Open dkl3 opened 8 years ago
wpull probably needs a new hook/API for this. Ideally accept_url
could just generate parent URLs and feed them into wpull to be queued.
(Actually, maybe I can navigate to the wpull object I need with some kind of wpull_hook.factory.get(...)
call? I haven't explored this in detail.)
Is there an actual function for "accept_url"? I don't we have a way to use this yet.
Will you add the new hook for checking "index of" directories? I'd love that.
@chfoo is it safe to call wpull_hook.factory.get('URLTable').add_many(...)
to feed in extra URLs to crawl?
Seems to be working, in any case
Implementing this in grab-site means duplicating some wpull logic (e.g. knowing not to go up above any of the start URLs; parsing and getting the parent URL; making up inline=0, referrer=url, ...
values for add_many
), so it might actually be better to implement in wpull instead.

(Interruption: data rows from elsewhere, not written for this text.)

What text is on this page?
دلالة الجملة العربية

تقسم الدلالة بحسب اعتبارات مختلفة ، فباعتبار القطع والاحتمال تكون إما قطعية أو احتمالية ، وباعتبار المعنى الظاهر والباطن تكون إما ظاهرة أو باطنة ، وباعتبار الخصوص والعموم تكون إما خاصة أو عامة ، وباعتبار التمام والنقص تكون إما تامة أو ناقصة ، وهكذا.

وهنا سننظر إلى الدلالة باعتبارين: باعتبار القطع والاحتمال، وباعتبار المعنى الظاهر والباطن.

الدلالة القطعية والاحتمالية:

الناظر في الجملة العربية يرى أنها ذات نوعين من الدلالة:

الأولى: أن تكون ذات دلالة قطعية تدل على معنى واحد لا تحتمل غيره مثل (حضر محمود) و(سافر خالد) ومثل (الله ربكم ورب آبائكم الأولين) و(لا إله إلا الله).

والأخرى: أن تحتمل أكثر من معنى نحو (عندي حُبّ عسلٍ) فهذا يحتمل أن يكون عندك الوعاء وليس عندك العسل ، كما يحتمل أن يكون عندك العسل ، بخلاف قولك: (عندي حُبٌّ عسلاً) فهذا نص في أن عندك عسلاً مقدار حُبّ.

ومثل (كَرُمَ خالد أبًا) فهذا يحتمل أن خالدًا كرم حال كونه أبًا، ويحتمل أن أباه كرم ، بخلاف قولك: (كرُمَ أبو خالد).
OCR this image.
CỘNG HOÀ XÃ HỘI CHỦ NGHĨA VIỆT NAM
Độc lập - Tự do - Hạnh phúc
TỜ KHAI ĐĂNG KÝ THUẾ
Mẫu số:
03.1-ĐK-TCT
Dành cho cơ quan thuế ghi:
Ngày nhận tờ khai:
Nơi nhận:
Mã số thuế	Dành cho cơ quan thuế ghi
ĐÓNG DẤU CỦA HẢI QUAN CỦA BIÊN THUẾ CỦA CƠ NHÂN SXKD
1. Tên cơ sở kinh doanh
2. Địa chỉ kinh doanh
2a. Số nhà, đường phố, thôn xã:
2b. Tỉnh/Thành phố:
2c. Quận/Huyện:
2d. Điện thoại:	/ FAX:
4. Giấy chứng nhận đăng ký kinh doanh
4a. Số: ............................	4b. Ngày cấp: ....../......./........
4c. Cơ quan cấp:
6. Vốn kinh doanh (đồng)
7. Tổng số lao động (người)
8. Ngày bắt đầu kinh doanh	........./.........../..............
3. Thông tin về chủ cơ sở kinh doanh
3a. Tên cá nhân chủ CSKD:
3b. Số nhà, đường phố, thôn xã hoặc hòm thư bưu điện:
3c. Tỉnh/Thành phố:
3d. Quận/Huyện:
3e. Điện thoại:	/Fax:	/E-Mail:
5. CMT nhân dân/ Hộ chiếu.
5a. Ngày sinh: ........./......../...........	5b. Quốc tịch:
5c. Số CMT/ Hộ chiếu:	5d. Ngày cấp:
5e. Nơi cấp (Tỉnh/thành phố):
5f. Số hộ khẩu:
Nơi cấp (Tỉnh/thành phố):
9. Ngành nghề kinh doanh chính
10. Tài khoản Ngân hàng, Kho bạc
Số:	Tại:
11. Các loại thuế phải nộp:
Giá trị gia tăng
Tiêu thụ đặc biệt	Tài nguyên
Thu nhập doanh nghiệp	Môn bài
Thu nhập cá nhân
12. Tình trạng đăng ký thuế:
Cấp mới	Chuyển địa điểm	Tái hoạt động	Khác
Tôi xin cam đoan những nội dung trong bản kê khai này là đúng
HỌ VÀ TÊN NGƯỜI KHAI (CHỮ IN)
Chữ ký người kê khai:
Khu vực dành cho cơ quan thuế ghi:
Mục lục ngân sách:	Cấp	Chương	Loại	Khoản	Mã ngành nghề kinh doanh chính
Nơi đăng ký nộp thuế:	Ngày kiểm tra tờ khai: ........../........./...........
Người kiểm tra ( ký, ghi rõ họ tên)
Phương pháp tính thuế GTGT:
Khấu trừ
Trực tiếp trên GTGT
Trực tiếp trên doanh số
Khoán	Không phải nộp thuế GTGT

Unfinished code is in https://github.com/ludios/grab-site/commits/find-parent-indexes
Has there been any progress with this lately?
No immediate plans to do this in grab-site partly for the reasons mentioned above. Maybe someone can try to do this in wpull, or if that doesn't work out, finish the unfinished code above.
Hi, when I run grab-site, I get the feeling that it doesn't check the directories to see if they're unprotected. To have them do this is crucial to creating a complete site archive (like _vti_cnf directories that are unlinked). Not all sites have "index of" directories, though.
In the past I've had to manually check myself from Google/Bing for a site's unprotected directories.
Adding this as either a Wpull or a grab-site argument would mean a lot.